買った人間は口封じのために大抵惨殺されるという――。
「宜しければ、そのブローチを差し上げたい。あなたの美しい肌の色にきっと合う」
仮面の男の紫の瞳が妖しく光る。
(口止め料をはずむから、黙っておけという事か)
ヴィクトルはブローチを天鵞絨の上に放り投げ、代わりにその手で男の全身を覆う白いローブを掴んだ。
「あいにく、俺は賄賂は受け取らねぇ主義でな」
指に力を込め、一気に引くように布を剥ぎ取る。
「……!」
露わになった男の意外な程煌びやかな身なりに、ヴィクトルは心中で密かに驚いた。
上等な絹のシャツの上に細かい刺繍を施した緋色の薄い上衣を羽織り、細身の優雅なキュロットを穿いたその姿は、流浪の民というより貴族の若者にしか見えない。
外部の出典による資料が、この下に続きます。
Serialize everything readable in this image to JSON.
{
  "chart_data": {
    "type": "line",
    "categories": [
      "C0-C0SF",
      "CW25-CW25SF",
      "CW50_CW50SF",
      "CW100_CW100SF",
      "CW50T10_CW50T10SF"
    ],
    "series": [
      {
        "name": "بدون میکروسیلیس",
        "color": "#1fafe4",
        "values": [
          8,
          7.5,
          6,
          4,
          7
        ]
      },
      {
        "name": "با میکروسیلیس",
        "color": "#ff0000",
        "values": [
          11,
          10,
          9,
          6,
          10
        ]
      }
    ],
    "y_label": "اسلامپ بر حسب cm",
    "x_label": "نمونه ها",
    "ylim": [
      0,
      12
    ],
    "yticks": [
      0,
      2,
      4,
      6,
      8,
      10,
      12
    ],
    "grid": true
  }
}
前髪を作っていない白い豊かな髪の生え際を見ると、確かにその地肌から直接生えていてカツラでもないようだった。
(……商人風情がこの扮装……)
戸惑いながらもヴィクトルは男を睨み付け、唇を開いた。
「神殿まで同行して貰うが、いいか」
「構わない」
相手は特に抵抗することもなく、膝を伸ばしてその場で立ち上がった。
(――っ、でけぇな)
その背の高さに、一瞬ギョッとする。
自分もかなり体格に恵まれているが、この男はそれ以上だ。
優しげな雰囲気の男なのに、何故だか分からないが、恐ろしい程の威圧感を感じる。
(こいつやっぱり、絶対只者じゃねえ。名のある犯罪者か何かか――)
「――仮面を取れ」
ヴィクトルは自分も立ち上がり、男の顔を正面から睨みつけた。
「……私の顔が見たいか……?」
男の青白い手の甲がゆっくりと上がる。
その肌の色をどこかで見た事がある気がした。
――アビゴール・カイン……。
彼にとって不吉な神の名前が脳裏に浮かぶ。
「いや、待て。神殿までそのままでいい」
嫌な予感がして仮面に指を掛けた男の腕を掴んで止めた瞬間、手の平に小動物に噛まれたかのような鋭い痛みが走った。
「!?」
すぐに男に触れていた手を離すが、痛みのあった部分から奇妙な鼓動のような感覚が拡がっていく。
「何しやがった、畜生……っ」
仮面の奥の紫の瞳が微笑み、男の背後の景色が歪んだ。
(まずい……はめられた……か……)
力強い腕に腰を支えるように抱きとめられながら、ヴィクトルは一瞬で気を失った。